There is a large lake on Luzon Island, which is only 1m above sea level, and with an area of 1.5 million square kilometres it is the largest lake in the Philippines. In the central province of Luzon, the metro Manila is the national capital of the region and the Philippines. If you want to escape the chaos and noise of downtown Manila, you should take a trip to MIA International Airport (Metro Manila International Airport) or the MMRT (Manila Metro Rail Transit) subway station. For church members interested in participating in church missions in Region 3, which is located in the Province of Central Luzo (their new mission is currently discussing proposals to make it part of Region 2). The largest public university in the region with more than 2,000 students is Central-Luzon State University.

The seam zone between the Eurasian and Philippine plates, known as the Philippine Mobile Belt, consists of the North Palawanese Continental Period (NPCT) and the Central Luzo Plate. The seismic zone is well defined to a depth of 200 km in the west – central Philippines, where it collides with the archipelago. The aftershocks are concentrated on a potentially dangerous mega-shove fault that has formed on the north and west coasts of Luzon Island, the southernmost part of Manila. Therefore, what lava has been studying is divided into the so-called “Luzon Zone” and “Region 3” – the two largest seismic zones in the region.

The Metro Manila is not to be confused with the original settlement, which is today only one of the cities that make up the NCR. With more than 1.5 million inhabitants, it is the largest metropolitan area in the country and is known as the “northern gate of Manila.”

Eastern Mindanao is part of the Philippine Mobile Belt, and the main element trends, are the result of volcanic eruptions in the region during the late Pleistocene and early Pliocene. The occurring rocks are mainly age-related, which is mainly due to episodes of arc volcanism alternating with sedimentation.

In a study they compared the composition of the earth’s crust in the eastern region of Mindanao and the central region of Luzon, with very interesting results.

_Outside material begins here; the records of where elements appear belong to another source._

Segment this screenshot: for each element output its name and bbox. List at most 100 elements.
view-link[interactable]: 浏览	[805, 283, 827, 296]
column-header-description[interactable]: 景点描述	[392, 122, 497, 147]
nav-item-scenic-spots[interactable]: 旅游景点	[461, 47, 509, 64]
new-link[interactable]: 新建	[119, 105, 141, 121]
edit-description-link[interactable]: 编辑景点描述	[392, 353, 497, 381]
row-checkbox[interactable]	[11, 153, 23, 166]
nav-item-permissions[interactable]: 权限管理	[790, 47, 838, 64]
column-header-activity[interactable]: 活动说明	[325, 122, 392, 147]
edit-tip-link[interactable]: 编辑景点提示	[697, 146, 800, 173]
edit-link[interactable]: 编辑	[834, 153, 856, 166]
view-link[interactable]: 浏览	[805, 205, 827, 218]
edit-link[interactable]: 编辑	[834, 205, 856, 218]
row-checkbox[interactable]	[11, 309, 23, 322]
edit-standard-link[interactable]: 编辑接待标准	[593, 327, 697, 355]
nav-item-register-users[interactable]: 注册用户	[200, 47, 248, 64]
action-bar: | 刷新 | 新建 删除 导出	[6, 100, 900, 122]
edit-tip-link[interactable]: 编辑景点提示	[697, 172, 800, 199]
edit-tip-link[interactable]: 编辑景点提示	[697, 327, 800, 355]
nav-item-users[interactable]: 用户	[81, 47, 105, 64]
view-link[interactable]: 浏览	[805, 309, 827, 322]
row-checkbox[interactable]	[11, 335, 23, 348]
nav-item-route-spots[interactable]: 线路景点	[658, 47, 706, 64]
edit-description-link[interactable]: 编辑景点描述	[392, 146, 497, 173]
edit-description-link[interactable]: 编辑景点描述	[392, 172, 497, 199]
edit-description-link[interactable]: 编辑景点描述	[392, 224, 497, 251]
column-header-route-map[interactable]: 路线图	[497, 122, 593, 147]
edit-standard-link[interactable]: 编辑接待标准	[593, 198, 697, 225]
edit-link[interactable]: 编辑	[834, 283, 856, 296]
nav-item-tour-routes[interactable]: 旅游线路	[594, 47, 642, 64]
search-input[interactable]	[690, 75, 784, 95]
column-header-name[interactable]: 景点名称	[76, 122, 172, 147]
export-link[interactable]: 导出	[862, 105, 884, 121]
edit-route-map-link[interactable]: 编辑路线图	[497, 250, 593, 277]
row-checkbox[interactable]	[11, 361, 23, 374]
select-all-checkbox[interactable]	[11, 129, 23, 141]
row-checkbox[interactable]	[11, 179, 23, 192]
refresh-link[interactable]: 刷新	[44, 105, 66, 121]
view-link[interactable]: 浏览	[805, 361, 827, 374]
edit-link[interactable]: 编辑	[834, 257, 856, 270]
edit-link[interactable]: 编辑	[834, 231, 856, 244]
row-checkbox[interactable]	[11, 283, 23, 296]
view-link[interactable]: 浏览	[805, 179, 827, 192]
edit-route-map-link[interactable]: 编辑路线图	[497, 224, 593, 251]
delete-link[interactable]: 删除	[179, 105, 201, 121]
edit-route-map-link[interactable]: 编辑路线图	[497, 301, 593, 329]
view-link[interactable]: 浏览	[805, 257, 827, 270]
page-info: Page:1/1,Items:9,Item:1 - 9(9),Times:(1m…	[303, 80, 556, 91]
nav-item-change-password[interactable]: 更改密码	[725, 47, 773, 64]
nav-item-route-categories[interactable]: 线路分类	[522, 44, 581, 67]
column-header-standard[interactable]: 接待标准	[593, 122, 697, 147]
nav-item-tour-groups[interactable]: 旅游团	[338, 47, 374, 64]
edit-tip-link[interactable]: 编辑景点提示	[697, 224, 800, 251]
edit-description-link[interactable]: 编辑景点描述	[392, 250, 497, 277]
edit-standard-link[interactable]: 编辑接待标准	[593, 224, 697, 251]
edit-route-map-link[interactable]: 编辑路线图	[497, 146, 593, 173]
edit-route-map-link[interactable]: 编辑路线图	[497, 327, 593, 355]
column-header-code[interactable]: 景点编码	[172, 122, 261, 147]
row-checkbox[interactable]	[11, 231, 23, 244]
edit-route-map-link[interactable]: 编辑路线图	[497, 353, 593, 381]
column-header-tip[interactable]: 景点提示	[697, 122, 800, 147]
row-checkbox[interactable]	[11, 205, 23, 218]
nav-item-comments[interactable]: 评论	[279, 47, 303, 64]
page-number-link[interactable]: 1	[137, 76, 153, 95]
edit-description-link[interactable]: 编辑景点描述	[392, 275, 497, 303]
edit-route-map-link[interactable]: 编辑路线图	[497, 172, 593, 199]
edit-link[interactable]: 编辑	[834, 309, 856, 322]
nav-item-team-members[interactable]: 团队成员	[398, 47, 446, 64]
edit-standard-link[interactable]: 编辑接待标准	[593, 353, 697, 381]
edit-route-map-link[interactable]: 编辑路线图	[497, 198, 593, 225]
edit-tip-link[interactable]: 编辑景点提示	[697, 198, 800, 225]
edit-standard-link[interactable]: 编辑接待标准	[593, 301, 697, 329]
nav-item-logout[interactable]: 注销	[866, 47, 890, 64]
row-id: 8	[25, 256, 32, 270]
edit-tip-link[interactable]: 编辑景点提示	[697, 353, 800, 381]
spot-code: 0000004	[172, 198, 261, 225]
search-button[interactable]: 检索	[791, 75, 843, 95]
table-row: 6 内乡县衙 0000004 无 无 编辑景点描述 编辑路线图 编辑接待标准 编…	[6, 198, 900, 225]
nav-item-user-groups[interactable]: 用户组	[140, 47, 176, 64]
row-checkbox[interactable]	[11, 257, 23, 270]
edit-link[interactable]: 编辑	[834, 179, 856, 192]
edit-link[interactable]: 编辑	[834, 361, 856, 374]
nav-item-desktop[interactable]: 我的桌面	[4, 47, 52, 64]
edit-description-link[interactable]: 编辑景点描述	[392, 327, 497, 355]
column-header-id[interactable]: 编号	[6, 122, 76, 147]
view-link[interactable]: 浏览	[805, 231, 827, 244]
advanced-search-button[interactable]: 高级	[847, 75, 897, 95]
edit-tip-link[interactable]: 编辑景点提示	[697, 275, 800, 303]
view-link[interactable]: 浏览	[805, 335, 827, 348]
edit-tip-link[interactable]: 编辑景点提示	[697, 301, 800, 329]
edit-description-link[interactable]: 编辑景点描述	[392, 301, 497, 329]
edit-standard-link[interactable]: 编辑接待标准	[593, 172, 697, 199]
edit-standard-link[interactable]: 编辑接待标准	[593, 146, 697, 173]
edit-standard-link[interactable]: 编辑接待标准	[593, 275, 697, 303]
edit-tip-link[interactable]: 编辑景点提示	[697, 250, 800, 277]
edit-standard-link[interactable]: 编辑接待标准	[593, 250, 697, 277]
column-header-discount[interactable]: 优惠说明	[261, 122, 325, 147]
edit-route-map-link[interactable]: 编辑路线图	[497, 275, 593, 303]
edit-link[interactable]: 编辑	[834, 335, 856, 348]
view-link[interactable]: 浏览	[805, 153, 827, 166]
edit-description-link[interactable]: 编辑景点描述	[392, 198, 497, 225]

The Philippine Statistical Authority (PSA) says Central Luzon is one of the better regions in the Philippines in terms of poverty per inhabitant and household. Although a prosperous region, it was the third-largest contributor to GDP in 2016, with Bulacan and Nueva Ecija among the top 10 income provinces. The percentage of Filipinos whose incomes are not even sufficient to meet basic food needs is therefore estimated at 0.9% in 2018, below the 2.0% of 2015. The subsistence incidence is estimated at 1.5% in 2018, with 5.5 million national incomes below a food threshold by 2018.

The Central Mission Luzon is consisted of missions in the Philippines, South-Central Luzon, Central and Central Mindanao and Mindanaso. The Luzo South and North Central Mission is overseen by the Philippine National Police (PNP), the National Bureau of Investigation (NBI) and other government agencies.

In December 2001, Palawan was separated from the CLC and became part of the Central Mission of Luzon and the Philippine National Police (PNP).

In 1945, Palawan province was separated from the West Visayan Mission due to difficult communication. They could not relay the progress of the mission work and therefore became part of the Central Luzon Mission. The Central Luzon Conference, which administers the work of the churches in the Tagalog region of Luzo, returned to mission status and divided into its two branches: the East Visayas Mission and the South Visaya Mission.